The worst of all, though, is the pinching. I know it doesn’t sound bad. How bad could a little pinch from a baby be, right? Well, let me tell you. I have baby finger-sized bruises all over my upper arms. My son is a brute. He loves to pinch my upper arms while he’s nursing. Sometimes he’ll get both hands in on it and just pinch and pull at my skin until I’m sure he’s going to pull it off. He pinches the muscle under the skin too. He pinches like he’s got needle-nosed pliers attached to his hands and a man with olympic strength is operating those pliers. Occasionally, when his nails are getting a little long, he causes abrasions. He has even drawn blood.
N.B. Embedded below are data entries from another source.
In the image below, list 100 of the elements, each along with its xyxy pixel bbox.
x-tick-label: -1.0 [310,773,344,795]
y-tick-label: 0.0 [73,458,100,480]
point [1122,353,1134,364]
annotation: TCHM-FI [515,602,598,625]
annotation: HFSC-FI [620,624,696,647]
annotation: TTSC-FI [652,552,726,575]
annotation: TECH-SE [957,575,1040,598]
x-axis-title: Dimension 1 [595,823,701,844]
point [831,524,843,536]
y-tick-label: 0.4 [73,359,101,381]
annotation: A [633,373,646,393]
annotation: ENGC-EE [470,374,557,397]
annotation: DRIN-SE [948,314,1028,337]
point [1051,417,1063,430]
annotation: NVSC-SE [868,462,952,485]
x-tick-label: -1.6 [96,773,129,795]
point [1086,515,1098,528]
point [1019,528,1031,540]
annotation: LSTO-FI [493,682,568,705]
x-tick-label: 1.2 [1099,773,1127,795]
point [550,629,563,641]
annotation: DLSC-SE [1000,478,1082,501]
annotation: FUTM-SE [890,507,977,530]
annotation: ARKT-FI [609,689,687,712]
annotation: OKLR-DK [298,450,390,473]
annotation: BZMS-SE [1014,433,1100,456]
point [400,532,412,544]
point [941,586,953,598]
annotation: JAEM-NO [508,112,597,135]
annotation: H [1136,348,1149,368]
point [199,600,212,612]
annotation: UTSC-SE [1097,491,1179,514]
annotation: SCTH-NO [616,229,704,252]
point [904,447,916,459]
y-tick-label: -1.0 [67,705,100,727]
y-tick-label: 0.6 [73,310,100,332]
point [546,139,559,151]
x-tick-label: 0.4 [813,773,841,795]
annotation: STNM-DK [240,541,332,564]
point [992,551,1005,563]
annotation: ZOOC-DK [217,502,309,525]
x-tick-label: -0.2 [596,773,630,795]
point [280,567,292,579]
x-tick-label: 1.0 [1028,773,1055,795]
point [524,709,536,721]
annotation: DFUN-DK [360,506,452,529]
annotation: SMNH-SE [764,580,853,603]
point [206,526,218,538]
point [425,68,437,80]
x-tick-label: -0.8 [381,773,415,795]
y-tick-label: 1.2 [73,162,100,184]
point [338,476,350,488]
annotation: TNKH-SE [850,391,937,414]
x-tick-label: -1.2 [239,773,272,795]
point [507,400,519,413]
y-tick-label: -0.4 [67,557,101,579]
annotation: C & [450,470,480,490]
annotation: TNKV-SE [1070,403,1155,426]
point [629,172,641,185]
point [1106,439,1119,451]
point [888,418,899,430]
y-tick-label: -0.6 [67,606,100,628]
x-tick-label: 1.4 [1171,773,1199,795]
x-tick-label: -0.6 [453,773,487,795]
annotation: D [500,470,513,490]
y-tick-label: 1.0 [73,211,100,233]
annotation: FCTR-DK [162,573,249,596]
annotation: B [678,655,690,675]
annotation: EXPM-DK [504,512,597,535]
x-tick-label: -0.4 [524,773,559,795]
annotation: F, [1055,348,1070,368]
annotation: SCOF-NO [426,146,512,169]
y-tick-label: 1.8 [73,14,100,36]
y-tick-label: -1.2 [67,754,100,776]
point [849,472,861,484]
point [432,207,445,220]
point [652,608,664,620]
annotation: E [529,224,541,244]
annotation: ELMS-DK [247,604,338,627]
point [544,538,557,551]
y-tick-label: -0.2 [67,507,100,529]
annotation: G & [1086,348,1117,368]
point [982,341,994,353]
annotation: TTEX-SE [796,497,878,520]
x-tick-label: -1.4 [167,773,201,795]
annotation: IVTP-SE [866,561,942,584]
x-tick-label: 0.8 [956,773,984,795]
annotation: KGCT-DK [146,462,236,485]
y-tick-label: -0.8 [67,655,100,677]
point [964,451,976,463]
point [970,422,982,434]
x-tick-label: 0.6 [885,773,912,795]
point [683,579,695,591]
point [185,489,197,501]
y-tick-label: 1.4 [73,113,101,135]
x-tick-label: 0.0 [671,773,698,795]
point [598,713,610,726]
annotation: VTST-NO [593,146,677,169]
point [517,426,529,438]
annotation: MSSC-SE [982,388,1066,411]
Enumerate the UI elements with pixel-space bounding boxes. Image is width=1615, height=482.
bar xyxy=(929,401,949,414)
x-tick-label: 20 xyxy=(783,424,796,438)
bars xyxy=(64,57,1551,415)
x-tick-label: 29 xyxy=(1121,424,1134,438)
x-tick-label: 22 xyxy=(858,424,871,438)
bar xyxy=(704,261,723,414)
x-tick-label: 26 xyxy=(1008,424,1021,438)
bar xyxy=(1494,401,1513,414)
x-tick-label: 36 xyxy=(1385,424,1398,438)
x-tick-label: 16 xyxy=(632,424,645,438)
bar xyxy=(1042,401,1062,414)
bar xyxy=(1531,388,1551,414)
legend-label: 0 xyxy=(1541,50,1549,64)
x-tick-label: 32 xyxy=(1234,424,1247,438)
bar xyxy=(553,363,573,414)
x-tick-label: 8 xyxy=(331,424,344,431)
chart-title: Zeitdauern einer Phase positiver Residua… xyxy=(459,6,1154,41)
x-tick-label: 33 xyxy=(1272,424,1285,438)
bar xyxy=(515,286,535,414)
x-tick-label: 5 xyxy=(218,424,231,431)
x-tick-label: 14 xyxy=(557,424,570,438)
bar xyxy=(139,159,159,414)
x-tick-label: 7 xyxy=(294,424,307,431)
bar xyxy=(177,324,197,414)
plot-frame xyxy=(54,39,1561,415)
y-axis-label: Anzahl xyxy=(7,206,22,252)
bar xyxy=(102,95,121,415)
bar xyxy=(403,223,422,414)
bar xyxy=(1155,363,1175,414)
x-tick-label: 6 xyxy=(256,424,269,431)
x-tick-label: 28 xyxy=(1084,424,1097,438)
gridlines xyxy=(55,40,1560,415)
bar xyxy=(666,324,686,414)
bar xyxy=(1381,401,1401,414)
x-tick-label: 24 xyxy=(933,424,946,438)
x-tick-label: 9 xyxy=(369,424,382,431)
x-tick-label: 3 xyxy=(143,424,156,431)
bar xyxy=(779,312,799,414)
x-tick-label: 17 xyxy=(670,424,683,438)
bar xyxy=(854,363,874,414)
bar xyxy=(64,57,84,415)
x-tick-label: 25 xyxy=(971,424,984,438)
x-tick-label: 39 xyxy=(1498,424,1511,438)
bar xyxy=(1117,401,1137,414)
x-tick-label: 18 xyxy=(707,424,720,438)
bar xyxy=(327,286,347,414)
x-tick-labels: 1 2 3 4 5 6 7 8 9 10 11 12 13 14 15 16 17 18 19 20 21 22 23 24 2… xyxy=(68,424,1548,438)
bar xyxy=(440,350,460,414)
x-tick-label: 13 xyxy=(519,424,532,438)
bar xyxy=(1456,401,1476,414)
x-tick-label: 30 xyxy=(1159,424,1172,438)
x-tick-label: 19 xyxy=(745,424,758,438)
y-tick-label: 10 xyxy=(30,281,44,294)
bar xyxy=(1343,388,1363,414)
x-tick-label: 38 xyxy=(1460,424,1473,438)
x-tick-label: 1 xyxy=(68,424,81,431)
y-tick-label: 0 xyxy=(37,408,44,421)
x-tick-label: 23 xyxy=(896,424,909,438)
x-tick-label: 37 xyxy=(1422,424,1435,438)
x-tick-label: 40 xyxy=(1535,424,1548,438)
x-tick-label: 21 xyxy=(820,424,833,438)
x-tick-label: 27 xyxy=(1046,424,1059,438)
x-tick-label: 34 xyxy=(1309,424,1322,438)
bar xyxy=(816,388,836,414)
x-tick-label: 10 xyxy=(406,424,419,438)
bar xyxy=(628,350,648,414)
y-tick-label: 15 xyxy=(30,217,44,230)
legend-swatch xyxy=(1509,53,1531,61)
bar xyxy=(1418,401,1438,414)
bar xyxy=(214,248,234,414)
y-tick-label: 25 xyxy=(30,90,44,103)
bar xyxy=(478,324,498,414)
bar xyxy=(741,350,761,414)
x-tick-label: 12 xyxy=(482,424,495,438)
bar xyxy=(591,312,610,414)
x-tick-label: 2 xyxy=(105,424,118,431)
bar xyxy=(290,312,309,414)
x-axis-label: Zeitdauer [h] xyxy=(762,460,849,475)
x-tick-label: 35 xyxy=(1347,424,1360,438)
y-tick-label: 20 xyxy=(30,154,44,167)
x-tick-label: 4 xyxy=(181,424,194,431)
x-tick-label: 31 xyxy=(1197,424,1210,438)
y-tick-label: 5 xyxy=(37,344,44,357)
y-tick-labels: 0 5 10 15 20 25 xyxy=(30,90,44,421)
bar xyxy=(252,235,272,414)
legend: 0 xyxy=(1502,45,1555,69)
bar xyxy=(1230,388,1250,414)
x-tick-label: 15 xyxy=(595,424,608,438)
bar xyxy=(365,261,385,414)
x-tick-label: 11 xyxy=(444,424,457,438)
Sometimes, when Baby Genius is particularly tired and rambunctious, he does all of these things at once, and he’ll add some rhythmic slapping to the mix, hitting my forearm or my chest over and over again. These are times when I feel like I’m trying to wrangle some sort of Tasmanian devil. This is when I begin to understand why women stop breastfeeding. But these are also the times when I wonder where my sweet baby has gone and who this rowdy boy is who has replaced him.
And then, just like that, all activity will stop, and I’ll look down at him to see a pair of big blue eyes loving me. I’ll see those eyes flutter closed as he nestles into me and falls asleep. Then that amnesia of motherhood takes hold, and I forget I’ve just been beaten and battered by my baby. I disregard the bruises and the bleeding, and I’m just happy to nurse my baby again.